Réunion JM Bertrand en Rhône-Alpes

05/05/2009 21:43 par urcamars

Pour information et pour réflexion
 

Jean-Marie Bertrand vient à Lyon rencontrer une centaine de personnes (Etat, assurance maladie....) jeudi 7 mai (1h prévue). Une délégation URCAM restreinte composée des  chefs de pôle participera à cette rencontre

 
Questions des agents de l’URCAM RA qui seront remontées
  
  1. L'organisation des ARS sera t-elle commune à toutes les régions selon un schéma défini par le ministère ou comme certains l'annoncent laisser à la seule initiative du directeur d'ARS?
  1. Quels seront les principes de recrutement mis en oeuvre: appel à candidatures? transfert sur des missions identiques entre ancienne et nouvelle structure?
  1. Comment garantir "l'égalité de traitement" des personnels entre les régions?
  1. Mr Bertrand a indiqué dans une interview récente que l'organisation des ARS serait "matricielle" : peut-il développer ce concept appliqué aux ARS? la tendance naturelle serait en effet de recréer des directions ou des pôles par grands secteurs d'activité correspondant aux missions des ARS, quelle serait l'alternative dans une organisation matricielle?
  1. Sur les relations entre ARS et caisses locales d'assurance maladie : si le principe d'un conventionnement direct entre directeur d'ARS et chaque caisse locale semble acquis, ce conventionnement ira-t-il jusqu'à dimensionner les moyens humains que les caisses consacreront aux objectifs et travaux de l'ARS. En d'autres termes, l'ARS pourra t'elle bénéficier des contrats de service qui étaient prévus pour les URCAM et n'ont jamais été mis en oeuvre? 
  1. Les activités de l’URCAM liées à l’animation de la vie conventionnelle (secrétariat des commissions paritaires)  seront-elles transférées dans l’ARS?
  1. Les ARS proposent certaines perspectives. Comment les compétences et savoir-faire des agents dont les missions sont transférées seront-ils reconnus ?
  1. Travailler sur la diminution des inégalités de santé et définir des politiques ciblées en fonction des besoins de la population demandent à connaître les déterminants et à étudier ces phénomènes.Les ARS travailleront, entre autres, sur des sujets tels que la détermination de zones déficitaires ou les futurs SROS, pour cela il est indispensable de travailler avec des informations fines et détaillées. De plus ces données serviront à des études plus générales nécessaires à la compréhension de l'évolution de la consommation de soins. Les ARS seront-elles productrices de ce type de travaux ? Les bases régionales de l'Assurance Maladie sont aujourd'hui les seules à pouvoir fournir ces informations détaillées en matières d'accès et de consommation de soins de ville. Les ARS, et surtout les agents qui la composeront, auront-elles la garantie de conserver le niveau d'accès aux données qui est aujourd'hui celui des MRS (URCAM pour l'Assurance Maladie, et ARH pour les systèmes d'informations hospitaliers), en compléments des bases utilisées par les CRAM, DRSM, services de l'Etat, ... pour mener à bien leur mission, la base SNIIRAM étant notoirement insuffisante pour répondre à ces besoins d'analyse ?
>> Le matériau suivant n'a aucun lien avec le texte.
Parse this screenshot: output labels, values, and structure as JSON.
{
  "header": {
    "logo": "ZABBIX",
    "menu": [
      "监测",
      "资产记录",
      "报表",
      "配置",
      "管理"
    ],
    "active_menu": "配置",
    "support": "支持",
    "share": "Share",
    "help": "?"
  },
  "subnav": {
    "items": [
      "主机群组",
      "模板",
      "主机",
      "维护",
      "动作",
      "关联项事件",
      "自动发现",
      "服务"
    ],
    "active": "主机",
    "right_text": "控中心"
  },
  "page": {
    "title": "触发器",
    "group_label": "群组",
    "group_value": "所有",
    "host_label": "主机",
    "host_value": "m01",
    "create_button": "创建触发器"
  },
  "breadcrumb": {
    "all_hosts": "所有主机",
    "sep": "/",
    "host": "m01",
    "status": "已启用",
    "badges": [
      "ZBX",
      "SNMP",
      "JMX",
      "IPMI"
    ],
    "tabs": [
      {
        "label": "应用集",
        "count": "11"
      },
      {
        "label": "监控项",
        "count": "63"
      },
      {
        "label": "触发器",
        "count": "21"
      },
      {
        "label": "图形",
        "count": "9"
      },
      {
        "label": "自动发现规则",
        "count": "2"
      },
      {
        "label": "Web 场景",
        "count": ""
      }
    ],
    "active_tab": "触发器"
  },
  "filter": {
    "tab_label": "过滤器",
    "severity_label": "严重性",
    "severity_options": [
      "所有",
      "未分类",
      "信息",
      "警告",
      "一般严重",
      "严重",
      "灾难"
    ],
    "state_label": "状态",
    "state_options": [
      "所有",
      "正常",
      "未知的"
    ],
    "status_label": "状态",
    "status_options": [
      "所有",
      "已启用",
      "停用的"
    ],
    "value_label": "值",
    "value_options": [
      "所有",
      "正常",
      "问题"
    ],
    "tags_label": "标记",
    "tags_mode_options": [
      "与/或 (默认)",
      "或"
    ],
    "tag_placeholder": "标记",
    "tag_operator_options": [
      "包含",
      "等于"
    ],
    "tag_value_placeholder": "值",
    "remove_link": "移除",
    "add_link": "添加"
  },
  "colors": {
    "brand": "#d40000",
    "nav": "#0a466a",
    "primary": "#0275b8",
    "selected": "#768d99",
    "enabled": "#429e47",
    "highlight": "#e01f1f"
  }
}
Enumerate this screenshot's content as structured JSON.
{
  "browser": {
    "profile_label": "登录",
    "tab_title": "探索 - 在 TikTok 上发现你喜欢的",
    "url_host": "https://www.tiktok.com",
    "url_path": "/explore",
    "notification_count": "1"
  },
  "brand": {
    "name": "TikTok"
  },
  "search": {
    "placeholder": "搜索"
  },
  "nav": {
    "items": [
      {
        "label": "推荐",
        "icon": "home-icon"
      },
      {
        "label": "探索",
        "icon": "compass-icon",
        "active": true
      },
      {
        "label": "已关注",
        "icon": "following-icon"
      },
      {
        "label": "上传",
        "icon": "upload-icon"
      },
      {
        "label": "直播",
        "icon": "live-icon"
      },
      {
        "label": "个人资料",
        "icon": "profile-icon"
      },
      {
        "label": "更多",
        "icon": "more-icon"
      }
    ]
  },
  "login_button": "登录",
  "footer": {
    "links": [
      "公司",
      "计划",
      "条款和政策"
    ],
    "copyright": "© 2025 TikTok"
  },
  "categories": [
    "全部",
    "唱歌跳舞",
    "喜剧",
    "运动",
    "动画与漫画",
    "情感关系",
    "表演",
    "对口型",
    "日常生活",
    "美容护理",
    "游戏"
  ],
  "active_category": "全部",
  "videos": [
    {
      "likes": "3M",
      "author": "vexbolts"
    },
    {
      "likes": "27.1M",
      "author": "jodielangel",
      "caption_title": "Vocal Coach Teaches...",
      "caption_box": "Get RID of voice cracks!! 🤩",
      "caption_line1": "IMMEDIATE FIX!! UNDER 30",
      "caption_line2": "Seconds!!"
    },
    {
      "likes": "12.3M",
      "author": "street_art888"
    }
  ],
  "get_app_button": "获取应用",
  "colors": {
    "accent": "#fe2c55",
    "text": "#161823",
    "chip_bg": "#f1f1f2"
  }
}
les noms des possibles futurs patrons des ARS

05/05/2009 14:49 par urcamars

Vu sur annuaire-secu.com

La Lettre de Galilée dévoile les noms des possibles futurs patrons des ARS
05/05/09 - Le volet ressources humaines des ARS avance plus rapidement que le volet législatif du projet de loi HSPT. Selon la lettre de Jean-Pol Durand et Rémy Fromentin, "une dizaine de noms émergent aujourd'hui de la « short list » de 60 évoquée par un membre du Secrétariat Général du ministère" la semaine passée (voir lettre 349). Ainsi dans les rangs des actuels ARH, trouve-t-on les noms de MM. De Roubaix (actuel ARH du Nord-Pas de Calais), favori pour PACA ou Alain Corvez (actuel ARH de Languedoc-Roussillon), tous deux issus de la cellule mise en place par M. Bertrand, mais également Jean-Yves Grall (actuel ARH de Lorraine) ou encore Patrice Legrand (son homologue du Centre). Du côté de l'Assurance maladie, les noms les plus souvent avancés sont ceux de Jean-Marc Aubert, actuel directeur de cabinet de F. van Roekeghem à l'UNCAM, de Pierre-Jean Lancry, Directeur Santé de la MSA, de Patrice Négaret, directeur de la CPAM du Mans et de François-Emmanuel Blanc, directeur de Marseille. Du côté de la société civile, la lettre évoque notamment les noms de Claude Évin, ancien ministre et celui de Gilles Johanet, ancien directeur de la CNAMTS. "Aucune rumeur ne précède le peloton des candidats issus de la « Préfectorale », qu'on assimilera ici à ... la Grande Muette", ajoute la lettre qui prédit "qu'avec un recrutement pareil, la réforme a encore quelques chances d'être mise sur « les bons rails »". Aucune rumeur du côté des directeurs d'URCAM, ajouterai-je.
> http://www.lalettredegalilee.fr/la-lettre-galilee-de-la-semaine.html

Négo UCANSS - RPN du 14 avril

23/04/2009 10:34 par urcamars

Document de travail,
CONFIDENTIEL
NON DIFFUSE

 

 

Ucanss

Réunion paritaire

du 14 avril 2009

 

 

DOCUMENT DE TRAVAIL

 

 

Mise en place des Agences régionales de santé (ARS)

 

 


PROJET DE PROTOCOLE D'ACCORD RELATIF A LA MISE EN PLACE DES AGENCES REGIONALES DE SANTE

 

 

 

Entre, d’une part,

 

- l’Union des caisses nationales de sécurité sociale, représentée par son directeur, Philippe Renard, dûment mandaté à cet effet par le comité exécutif des directeurs les

 

et, d’autre part,

 

- les organisations syndicales soussignées,

 

il a été convenu ce qui suit :

 

 

 

Préambule

 

 

 

Article 1 - Champ d'application

 

Les dispositions du présent accord s'appliquent aux personnels régis par la Convention collective nationale de travail du 8 février 1957, ainsi qu'au personnel de direction relevant de la Convention collective nationale de travail du 25 juin 1968.

 

Article 2 - Principe du statut conventionnel

 

Les dispositions des conventions collectives nationales de travail, et des accords collectifs, conclus en faveur des personnels des organismes du régime général de la Sécurité sociale, sont applicables aux personnels de droit privé des Agences régionales de santé.

 

 

 

TITRE I

ACCOMPAGNEMENT DES PERSONNELS

LORS DE LA CREATION DES AGENCES REGIONALES DE SANTE

 

 

 

Article 3 - Modalités de transfert : dispositions communes

 

Le transfert du salarié, tel que prévu par le législateur, s'effectue sur la base d'une qualification  et d'un profil d’emploi identiques à ceux qui étaient les siens dans l'organisme de Sécurité sociale.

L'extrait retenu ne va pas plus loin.